Keywords

1 Introduction

1.1 Research Background

Video deblurring is a basic problem in the field of computer vision, which aims to recover clear frames from blurred video sequences. In recent years, with the explosion of short videos and the widespread popularity of handheld and airborne video capture devices, this issue has received active attention and research from related professionals. The blur in the video is usually caused by target motion, camera shake, and depth changes. This kind of blur is a spatial change blur, that is, different frames in a video sequence and different areas of the same frame have different degrees of blur. Therefore, the use of a globally unified fuzzy kernel cannot eliminate this spatial change blur. Blurred video will not only lead to the degradation of the human visual sensory experience, but also hinder some advanced visual tasks, such as target detection, visual tracking and SLAM. Therefore, it is very meaningful to study an effective video deblurring algorithm. Furthermore, in order to allow non-professionals to use the algorithm and improve the portability and ease of use of the algorithm, it is necessary to develop a video deblurring system based on the algorithm.

1.2 Image Deblurring

The task of image deblurring is to output the restored clear image for the input blurred image. However, due to different reasons and different types of image blur in the real world, it is difficult to use a unified model or algorithm to deal with all blurs.
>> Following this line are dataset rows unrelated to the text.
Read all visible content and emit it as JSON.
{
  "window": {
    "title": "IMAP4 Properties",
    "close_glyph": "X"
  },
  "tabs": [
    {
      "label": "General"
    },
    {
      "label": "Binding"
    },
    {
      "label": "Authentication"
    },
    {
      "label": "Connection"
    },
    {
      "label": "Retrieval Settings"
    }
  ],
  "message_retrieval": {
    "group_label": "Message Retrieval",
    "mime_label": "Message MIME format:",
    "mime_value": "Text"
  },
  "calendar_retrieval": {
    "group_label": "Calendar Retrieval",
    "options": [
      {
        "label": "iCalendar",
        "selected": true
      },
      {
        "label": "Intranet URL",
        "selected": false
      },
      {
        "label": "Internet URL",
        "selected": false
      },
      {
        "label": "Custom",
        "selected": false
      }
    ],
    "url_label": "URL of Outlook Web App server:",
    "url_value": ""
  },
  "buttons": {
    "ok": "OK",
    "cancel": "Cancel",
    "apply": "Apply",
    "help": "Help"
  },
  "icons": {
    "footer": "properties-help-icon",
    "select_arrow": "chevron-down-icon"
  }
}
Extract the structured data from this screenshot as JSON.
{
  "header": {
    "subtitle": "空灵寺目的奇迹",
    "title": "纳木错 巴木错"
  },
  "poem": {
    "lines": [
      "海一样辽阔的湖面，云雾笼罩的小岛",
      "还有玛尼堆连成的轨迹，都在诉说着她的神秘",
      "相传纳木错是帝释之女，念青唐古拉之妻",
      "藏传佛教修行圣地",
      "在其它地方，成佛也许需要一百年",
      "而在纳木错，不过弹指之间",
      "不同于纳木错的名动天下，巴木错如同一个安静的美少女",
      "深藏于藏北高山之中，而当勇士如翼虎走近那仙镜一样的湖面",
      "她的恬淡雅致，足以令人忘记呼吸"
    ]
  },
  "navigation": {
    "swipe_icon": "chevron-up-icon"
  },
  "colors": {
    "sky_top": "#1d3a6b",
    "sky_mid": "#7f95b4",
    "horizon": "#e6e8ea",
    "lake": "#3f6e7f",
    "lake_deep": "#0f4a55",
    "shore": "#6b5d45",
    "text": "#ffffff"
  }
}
Recent algorithms try to deal with the spatial change blur caused by camera shake, high-speed target movement, and depth changes in dynamic scenes. Most of these methods are based on the following image degradation models:

$$ B = L \otimes K + N $$
(1)

B, L, and N represent blurred image, clear image and additional noise, respectively, and K is the fuzzy kernel, which represents the convolution operation.

Finding the blur kernel for each pixel is a highly ill-conditioned problem. Traditional methods try to model the fuzzy model by making a priori assumptions about the fuzzy source. [1, 2] assume that the blur is only caused by 3D camera movement. However, in dynamic scenes, due to the presence of multiple moving objects and camera movement, kernel estimation is more challenging. [3] proposed a dynamic scene deblurring method. However, the estimation of these blur kernels is still inaccurate, especially in the case of sudden object movement and severe camera shake. This erroneous blur kernel estimation directly affects the quality of the latent image, resulting in ringing artifacts in the restored image.

In recent years, CNN has been applied to image processing problems and has shown good results [4,5,6,7]. Since there is no real blurred image in the real world and the clear image of its corresponding label can be used for supervised learning, related researchers usually use the fuzzy kernel to convolve the clear image to generate the corresponding blurred image. [4, 5, 7] use blurry images with unified blur kernel synthesis for training. Since the advent of image deblurring data set [8, 9], by directly estimating the deblurring output without kernel estimation, an end-to-end learning method [8, 10, 11] has been proposed. These end-to-end methods only need to input the blurred image, and after the model is processed, the final clear image after deblurring can be obtained.

1.3 Video Deblurring

Early research on video deblurring only regarded it as a simple extension of image deblurring, and the redundant information between video frames was not fully utilized. Recent research divides the video restoration task into four parts: feature extraction, adjacent frame alignment, feature fusion, and feature reconstruction through a more complex process, making full use of the spatial information of the video between frames. Recent methods have made significant progress due to the use of clearer areas from adjacent frames [12, 13] or optical flow from consecutive frames [14, 15] to compensate the quality of intermediate video frames. However, directly using the clear area of adjacent frames to compensate for the area corresponding to the intermediate frame usually produces obvious artifacts because the adjacent video frames are not completely aligned. Most existing methods [16,17,18] perform alignment by explicitly estimating the optical flow field between the reference frame and its adjacent frames. However, the optical flow estimation has a large amount of calculation and is difficult to be accurate, which often causes artifacts in the reference frame.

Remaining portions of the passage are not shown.